L’allora vicepresidente Biden ha viaggiato per milioni di chilometri quell’anno, in tutto il mondo, affrontando le crisi in Ucraina, America Centrale e Iraq. Quando arrivava una chiamata da New York, da Capitol Hill, da Kiev o da Baghdad – “Joe, ho bisogno del tuo aiuto” – ha risposto. Per dodici mesi, mentre Beau combatteva e poi perso la vita, il vice presidente ha bilanciato i due imperativi di essere all’altezza delle sue responsabilità verso il suo paese e le sue responsabilità verso la sua famiglia. L’anno ha portato un vero trionfo e successo, e un dolore lancinante. Ma anche nei momenti peggiori, Biden è stato in grado di fare affidamento sulla forza dei suoi lunghi e profondi legami con la sua famiglia, sulla sua fede e sulla sua profonda amicizia con l’uomo dello Studio Ovale, Barack Obama.

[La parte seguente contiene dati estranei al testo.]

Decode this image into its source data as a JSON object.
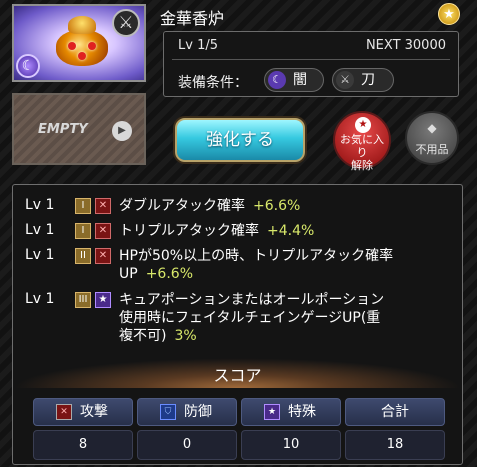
{
  "item": {
    "name": "金華香炉",
    "element_icon": "dark-moon-icon",
    "weapon_icon": "crossed-swords-icon"
  },
  "empty": {
    "label": "EMPTY"
  },
  "info": {
    "level": "Lv 1/5",
    "next": "NEXT 30000",
    "equip_label": "装備条件：",
    "element": "闇",
    "weapon": "刀"
  },
  "actions": {
    "enhance": "強化する",
    "favorite_line1": "お気に入り",
    "favorite_line2": "解除",
    "junk": "不用品"
  },
  "skills": [
    {
      "level": "Lv 1",
      "rank": "I",
      "type": "attack",
      "text": "ダブルアタック確率",
      "value": "+6.6%"
    },
    {
      "level": "Lv 1",
      "rank": "I",
      "type": "attack",
      "text": "トリプルアタック確率",
      "value": "+4.4%"
    },
    {
      "level": "Lv 1",
      "rank": "II",
      "type": "attack",
      "text1": "HPが50%以上の時、トリプルアタック確率",
      "text2": "UP",
      "value": "+6.6%"
    },
    {
      "level": "Lv 1",
      "rank": "III",
      "type": "special",
      "text1": "キュアポーションまたはオールポーション",
      "text2": "使用時にフェイタルチェインゲージUP(重",
      "text3": "複不可)",
      "value": "3%"
    }
  ],
  "score": {
    "title": "スコア",
    "columns": [
      {
        "label": "攻撃",
        "value": "8",
        "icon": "attack-icon"
      },
      {
        "label": "防御",
        "value": "0",
        "icon": "shield-icon"
      },
      {
        "label": "特殊",
        "value": "10",
        "icon": "star-icon"
      },
      {
        "label": "合計",
        "value": "18"
      }
    ]
  },
  "colors": {
    "accent_value": "#d8e86a",
    "enhance_button": "#36c9e0",
    "favorite_button": "#c82020"
  }
}
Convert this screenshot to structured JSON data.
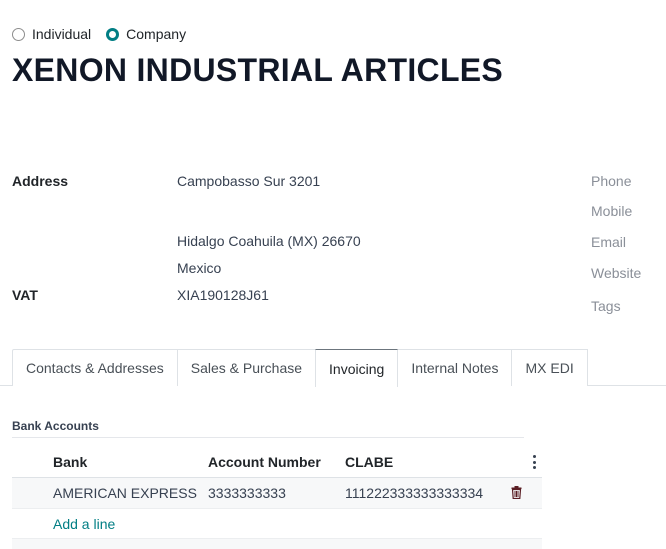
{
  "partner_type": {
    "options": [
      {
        "label": "Individual",
        "checked": false
      },
      {
        "label": "Company",
        "checked": true
      }
    ]
  },
  "partner": {
    "name": "XENON INDUSTRIAL ARTICLES",
    "address_label": "Address",
    "street": "Campobasso Sur 3201",
    "city_line": "Hidalgo  Coahuila (MX)  26670",
    "country": "Mexico",
    "vat_label": "VAT",
    "vat": "XIA190128J61"
  },
  "side_fields": [
    "Phone",
    "Mobile",
    "Email",
    "Website",
    "Tags"
  ],
  "tabs": [
    {
      "label": "Contacts & Addresses",
      "active": false
    },
    {
      "label": "Sales & Purchase",
      "active": false
    },
    {
      "label": "Invoicing",
      "active": true
    },
    {
      "label": "Internal Notes",
      "active": false
    },
    {
      "label": "MX EDI",
      "active": false
    }
  ],
  "bank_accounts": {
    "title": "Bank Accounts",
    "columns": {
      "bank": "Bank",
      "account": "Account Number",
      "clabe": "CLABE"
    },
    "rows": [
      {
        "bank": "AMERICAN EXPRESS",
        "account": "3333333333",
        "clabe": "111222333333333334"
      }
    ],
    "add_line": "Add a line"
  },
  "colors": {
    "accent": "#017e84",
    "muted": "#8a8f98"
  }
}
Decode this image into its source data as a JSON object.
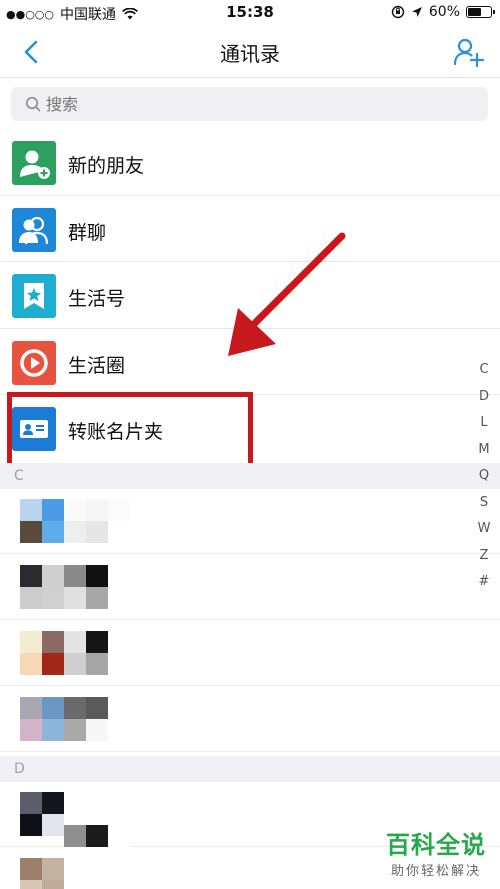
{
  "status_bar": {
    "signal": "●●○○○",
    "carrier": "中国联通",
    "time": "15:38",
    "battery_percent": "60%",
    "battery_level": 0.6
  },
  "nav": {
    "title": "通讯录"
  },
  "search": {
    "placeholder": "搜索"
  },
  "menu": [
    {
      "label": "新的朋友",
      "icon": "new-friend-icon",
      "color": "#2ba05f"
    },
    {
      "label": "群聊",
      "icon": "group-chat-icon",
      "color": "#1e88d8"
    },
    {
      "label": "生活号",
      "icon": "life-account-icon",
      "color": "#1eaed0"
    },
    {
      "label": "生活圈",
      "icon": "life-circle-icon",
      "color": "#e8533f"
    },
    {
      "label": "转账名片夹",
      "icon": "business-card-icon",
      "color": "#1b7bd6"
    }
  ],
  "sections": [
    {
      "letter": "C"
    },
    {
      "letter": "D"
    }
  ],
  "index_letters": [
    "C",
    "D",
    "L",
    "M",
    "Q",
    "S",
    "W",
    "Z",
    "#"
  ],
  "watermark": {
    "main": "百科全说",
    "sub": "助你轻松解决"
  },
  "colors": {
    "accent": "#2b8ed8",
    "highlight": "#c7181d",
    "watermark": "#27a84a"
  }
}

Scrivendo con intensità e immediatezza, Joe Biden permette ai lettori di sentire l’urgenza di ogni momento, di vivere i giorni in cui si sentiva incapace di andare avanti così come i giorni in cui sentiva di non potersi permettere di smettere. Questo è un libro scritto non solo dal vicepresidente, ma da un padre, un nonno, un amico e un marito. Promise Me, Dad è una storia di come la famiglia e le amicizie ci sostengono e di come la speranza, lo scopo e l’azione possono guidarci attraverso il dolore della perdita personale alla luce di un nuovo futuro.